Threading algorithm

2001-08-22 15:34:12
Forgive me if this is a topic that has been discussed before; I tooled
around on the FAQ and and didn't see it, and searches on
the web archives all keyed in on the word "thread", which turned up
useless (because the word "Thread" is on every page).


We've been using mhonarc for our mailing lists for several years, and
we've been pretty happy with it.  We've kept up with updates, etc.; we're
running mhonarc 2.4.9.

One of our mailing list archives is fairly large; it spans several years,
and currently has 32 index pages.

On this list, people tend to repeat the same subject lines over, even
though they are in completely different threads (it's a tech help kind of
list).  So subjects like "lamboot problem" or "problem with mpirun" are
common, even though they are unrelated messages.

According to the Mhonarc documentation
"Threads are based upon In-Reply-To and References fields of messages and
by same Subjects."  This can be a problem when people use the same subject
lines in unrelated messages.

What happens is that a totally new message (i.e., the first message in a
new thread) that just happens to have the same subject as some previous
message will get threaded under the old thread.  This could be a message
that was sent long ago, such that the new message will get buried in a
high-numbered thread index page, making it difficult (if not impossible)
to find.

Of course, the new message shows up properly in the date index.

Is there any way to disable or tune the subject-matching aspects of the
threading algorithm?  I realize that disabling subject-matching may
mis-thread some messages that *should* be threaded (e.g., from icky mail
clients that don't include a In-Reply-To or References lines), but I think
that I would prefer such messages show up as a top-level post rather than
have unrelated messages show up buried in a very old thread index.

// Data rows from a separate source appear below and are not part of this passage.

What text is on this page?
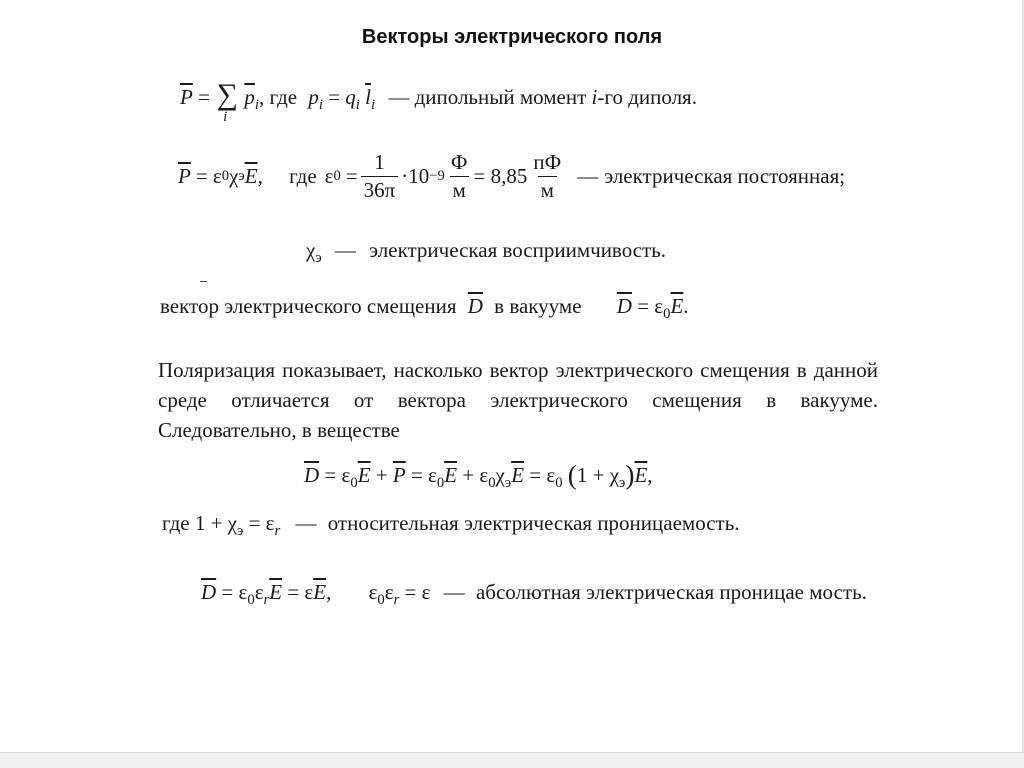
Векторы электрического поля
$\overline{P}$ = ∑
i
$\overline{p}_i$, где $p_i = q_i$ $\overline{l}_i$ — дипольный момент i-го диполя.
$\overline{P} = \varepsilon$ 0 χ э $\overline{E}$ ,     где ε $0 = \frac{1}{36\pi} \cdot 10 -9 \frac{Ф}{м} = 8,85 \frac{пФ}{м}$ — электрическая постоянная;
$\chi_э$ — электрическая восприимчивость.
вектор электрического смещения $\overline{D}$ в вакууме $\overline{D} = \varepsilon_0\overline{E}$.
Поляризация показывает, насколько вектор электрического смещения в данной среде отличается от вектора электрического смещения в вакууме. Следовательно, в веществе
$\overline{D} = \varepsilon_0\overline{E} + \overline{P} = \varepsilon_0\overline{E} + \varepsilon_0\chi_э\overline{E} = \varepsilon_0$ $(1 + \chi_э)\overline{E}$,
где $1 + \chi_э = \varepsilon_r$ — относительная электрическая проницаемость.
$\overline{D} = \varepsilon_0\varepsilon_r\overline{E} = \varepsilon\overline{E}$, $\varepsilon_0\varepsilon_r = \varepsilon$ — абсолютная электрическая проницае мость.
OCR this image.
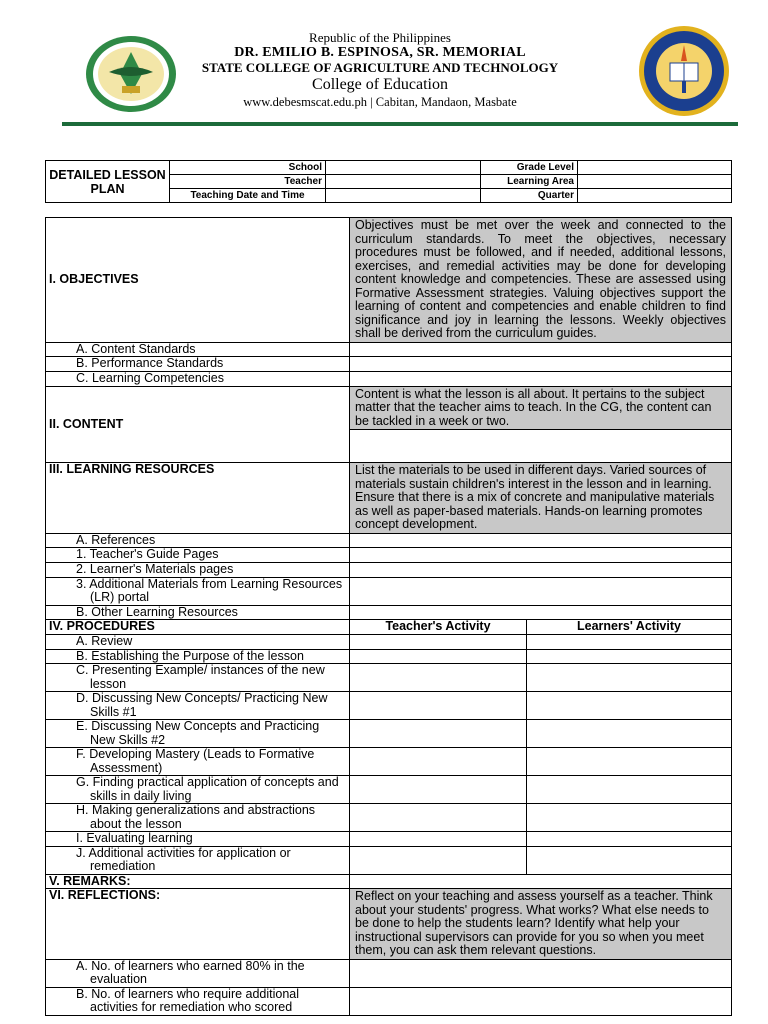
Republic of the Philippines
DR. EMILIO B. ESPINOSA, SR. MEMORIAL
STATE COLLEGE OF AGRICULTURE AND TECHNOLOGY
College of Education
www.debesmscat.edu.ph | Cabitan, Mandaon, Masbate
DETAILED LESSON PLAN	School		Grade Level	
	Teacher		Learning Area	
	Teaching Date and Time		Quarter	
I. OBJECTIVES	Objectives must be met over the week and connected to the curriculum standards. To meet the objectives, necessary procedures must be followed, and if needed, additional lessons, exercises, and remedial activities may be done for developing content knowledge and competencies. These are assessed using Formative Assessment strategies. Valuing objectives support the learning of content and competencies and enable children to find significance and joy in learning the lessons. Weekly objectives shall be derived from the curriculum guides.	
A. Content Standards		
B. Performance Standards		
C. Learning Competencies		
II. CONTENT	Content is what the lesson is all about. It pertains to the subject matter that the teacher aims to teach. In the CG, the content can be tackled in a week or two.	

III. LEARNING RESOURCES	List the materials to be used in different days. Varied sources of materials sustain children's interest in the lesson and in learning. Ensure that there is a mix of concrete and manipulative materials as well as paper-based materials. Hands-on learning promotes concept development.	
A. References		
1. Teacher's Guide Pages		
2. Learner's Materials pages		
3. Additional Materials from Learning Resources (LR) portal		
B. Other Learning Resources		
IV. PROCEDURES	Teacher's Activity	Learners' Activity
A. Review		
B. Establishing the Purpose of the lesson		
C. Presenting Example/ instances of the new lesson		
D. Discussing New Concepts/ Practicing New Skills #1		
E. Discussing New Concepts and Practicing New Skills #2		
F. Developing Mastery (Leads to Formative Assessment)		
G. Finding practical application of concepts and skills in daily living		
H. Making generalizations and abstractions about the lesson		
I. Evaluating learning		
J. Additional activities for application or remediation		
V. REMARKS:		
VI. REFLECTIONS:	Reflect on your teaching and assess yourself as a teacher. Think about your students' progress. What works? What else needs to be done to help the students learn? Identify what help your instructional supervisors can provide for you so when you meet them, you can ask them relevant questions.	
A. No. of learners who earned 80% in the evaluation		
B. No. of learners who require additional activities for remediation who scored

Or perhaps it would be possible to do threading solely based on subject
matching (in the absence of In-Reply-To or References) only on some
maximum amount of time -- e.g, in the absence of IRT of Ref lines, only
thread a new message to an old message if:

- the subject matches
- the date difference between the new and old message is < N days (perhaps
  N can be user-definable)

These are just ideas off the top of my head.  Any help would be
appreciated.  Thanks.

{+} Jeff Squyres
{+} squyres(_at_)cse(_dot_)nd(_dot_)edu
{+} Perpetual Obsessive Notre Dame Student Craving Utter Madness
{+} "I came to ND for 4 years and ended up staying for a decade"